This morning’s conductor of Anton Bruckner’s “Symphony of Pauses” (Symphony No. 2 in C Minor, WAB 102) is Eugen Jochum (1902-1987).
I first encountered Mr. Jochum on Day 6 of my 144-day journey.
I first listened to his conducting of the Berliner Philharmoniker orchestra (what I’m hearing right now) on Day 6, which was October 8th for all of you keeping score.
Here are the objective aspects of today’s listening fare:
Bruckner’s Symphony No. 2 in C Minor, composed in 1872
Eugen Jochum conducts
Berliner Philharmoniker plays
The version used is the 1875/76 version, edited by Leopold Nowak
The symphony clocks in at 51.16
This was recorded in 1966, Munchen Herkules-Saal, Germany
Jochum was 64 when he conducted it
Bruckner was 48 when he composed it
It was released on the Deutsche Grammophon (DG) Record Label
Bruckner wrote his symphonies in four parts. The time breakdown of this one (Symphony No. 2 in C Minor, 1875-76 Nowak Edition), from this particular conductor (Jochum) and this particular orchestra (Berliner Philharmoniker) is as follows:
Okay. Now for the subjective aspects to this morning’s listening:
Recording quality: 5 (slight tape hiss, some ambient movements)
Overall musicianship: 5
CD liner notes: 5 (the best of all the box sets I have – extensive essay from Jochum)
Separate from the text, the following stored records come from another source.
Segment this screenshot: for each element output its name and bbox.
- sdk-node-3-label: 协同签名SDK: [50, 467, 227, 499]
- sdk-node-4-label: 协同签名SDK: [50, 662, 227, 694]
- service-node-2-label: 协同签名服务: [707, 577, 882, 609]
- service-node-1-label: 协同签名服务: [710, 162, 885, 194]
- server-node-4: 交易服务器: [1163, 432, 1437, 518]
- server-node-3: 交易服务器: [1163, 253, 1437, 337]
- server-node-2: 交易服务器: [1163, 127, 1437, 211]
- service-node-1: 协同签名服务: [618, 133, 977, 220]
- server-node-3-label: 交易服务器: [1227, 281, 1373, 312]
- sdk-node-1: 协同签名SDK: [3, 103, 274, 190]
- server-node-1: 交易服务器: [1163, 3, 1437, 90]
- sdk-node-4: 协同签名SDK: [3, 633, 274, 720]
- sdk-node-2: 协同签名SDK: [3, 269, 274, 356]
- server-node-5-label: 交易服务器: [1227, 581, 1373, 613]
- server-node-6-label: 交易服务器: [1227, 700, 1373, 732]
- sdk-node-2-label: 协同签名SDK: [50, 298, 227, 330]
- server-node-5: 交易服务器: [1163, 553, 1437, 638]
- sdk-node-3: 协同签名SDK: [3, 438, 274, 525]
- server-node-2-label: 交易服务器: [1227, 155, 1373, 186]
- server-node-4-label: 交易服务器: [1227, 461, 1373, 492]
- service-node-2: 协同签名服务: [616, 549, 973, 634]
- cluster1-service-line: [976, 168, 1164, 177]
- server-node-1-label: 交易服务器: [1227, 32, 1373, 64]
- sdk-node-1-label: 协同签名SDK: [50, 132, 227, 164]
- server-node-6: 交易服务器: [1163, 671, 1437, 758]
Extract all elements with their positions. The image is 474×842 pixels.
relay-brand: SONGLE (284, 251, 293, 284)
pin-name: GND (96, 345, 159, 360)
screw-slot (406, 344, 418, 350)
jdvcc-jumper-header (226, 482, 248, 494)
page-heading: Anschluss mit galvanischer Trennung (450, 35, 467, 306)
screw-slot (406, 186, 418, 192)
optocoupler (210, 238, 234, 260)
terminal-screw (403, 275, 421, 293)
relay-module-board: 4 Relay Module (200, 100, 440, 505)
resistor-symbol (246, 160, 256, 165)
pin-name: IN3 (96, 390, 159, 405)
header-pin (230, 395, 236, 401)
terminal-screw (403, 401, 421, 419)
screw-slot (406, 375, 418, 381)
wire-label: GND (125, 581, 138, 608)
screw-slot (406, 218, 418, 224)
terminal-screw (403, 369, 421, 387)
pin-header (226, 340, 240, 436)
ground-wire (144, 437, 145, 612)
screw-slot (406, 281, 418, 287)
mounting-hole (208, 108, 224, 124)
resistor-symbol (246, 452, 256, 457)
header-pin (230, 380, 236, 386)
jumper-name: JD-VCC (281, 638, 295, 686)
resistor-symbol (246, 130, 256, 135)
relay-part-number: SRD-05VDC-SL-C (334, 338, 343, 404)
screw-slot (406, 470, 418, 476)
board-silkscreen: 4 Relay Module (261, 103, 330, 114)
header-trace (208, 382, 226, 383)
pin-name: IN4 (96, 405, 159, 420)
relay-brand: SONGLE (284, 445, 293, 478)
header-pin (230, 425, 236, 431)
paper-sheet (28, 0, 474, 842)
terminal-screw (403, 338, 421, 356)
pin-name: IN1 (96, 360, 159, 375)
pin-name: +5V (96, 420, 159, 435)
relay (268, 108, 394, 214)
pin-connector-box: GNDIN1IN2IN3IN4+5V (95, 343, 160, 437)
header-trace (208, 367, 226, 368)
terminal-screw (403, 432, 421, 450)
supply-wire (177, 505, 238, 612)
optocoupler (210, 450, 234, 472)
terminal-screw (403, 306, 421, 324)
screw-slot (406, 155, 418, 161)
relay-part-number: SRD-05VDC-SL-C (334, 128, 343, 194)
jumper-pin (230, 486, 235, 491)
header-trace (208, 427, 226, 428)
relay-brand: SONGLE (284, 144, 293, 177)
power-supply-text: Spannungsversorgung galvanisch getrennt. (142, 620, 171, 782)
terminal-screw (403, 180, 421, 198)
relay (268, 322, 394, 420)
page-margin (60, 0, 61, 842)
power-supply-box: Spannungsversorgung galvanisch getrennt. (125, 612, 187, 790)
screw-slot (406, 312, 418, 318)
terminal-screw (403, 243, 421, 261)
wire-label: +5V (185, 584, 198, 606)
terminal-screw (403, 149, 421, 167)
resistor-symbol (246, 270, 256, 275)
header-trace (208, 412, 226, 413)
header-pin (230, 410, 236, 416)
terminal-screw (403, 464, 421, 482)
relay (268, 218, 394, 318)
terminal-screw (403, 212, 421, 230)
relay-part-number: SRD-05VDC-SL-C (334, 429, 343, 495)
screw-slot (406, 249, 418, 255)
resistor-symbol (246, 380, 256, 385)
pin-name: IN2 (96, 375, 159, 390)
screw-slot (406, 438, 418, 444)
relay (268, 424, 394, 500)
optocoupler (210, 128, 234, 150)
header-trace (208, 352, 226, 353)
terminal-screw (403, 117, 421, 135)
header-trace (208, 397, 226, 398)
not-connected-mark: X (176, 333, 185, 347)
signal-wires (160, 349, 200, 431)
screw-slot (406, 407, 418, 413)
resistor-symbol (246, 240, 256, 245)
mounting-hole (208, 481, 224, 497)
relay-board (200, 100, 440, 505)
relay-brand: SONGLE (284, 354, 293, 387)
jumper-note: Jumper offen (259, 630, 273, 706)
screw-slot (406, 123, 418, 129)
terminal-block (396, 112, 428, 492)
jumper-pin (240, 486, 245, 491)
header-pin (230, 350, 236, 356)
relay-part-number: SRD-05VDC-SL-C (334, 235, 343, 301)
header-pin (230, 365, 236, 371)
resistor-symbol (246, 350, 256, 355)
How does this make me feel: 5
This, to me, is how Bruckner’s Symphony No. 2 in C Minor ought to sound. It’s a big, clear, warm, powerful recording that stirs me to the soul.
Even the seemingly slightly slowed pizzicato and French horn melody in Movement II (Andante) cannot detract from the swelling beauty that the melody becomes when it’s taken up by the whole orchestra around the 7:00 mark.
It’s Movement II by which I judge a conductor/orchestra playing Bruckner’s Second Symphony. It was that for the First Symphony, too. But this time, even more so.
Overall, this DG box set of Jochum conducting the Berliner Philharmoniker is remarkable.
Let’s see if the quality remains for the next seven symphonies.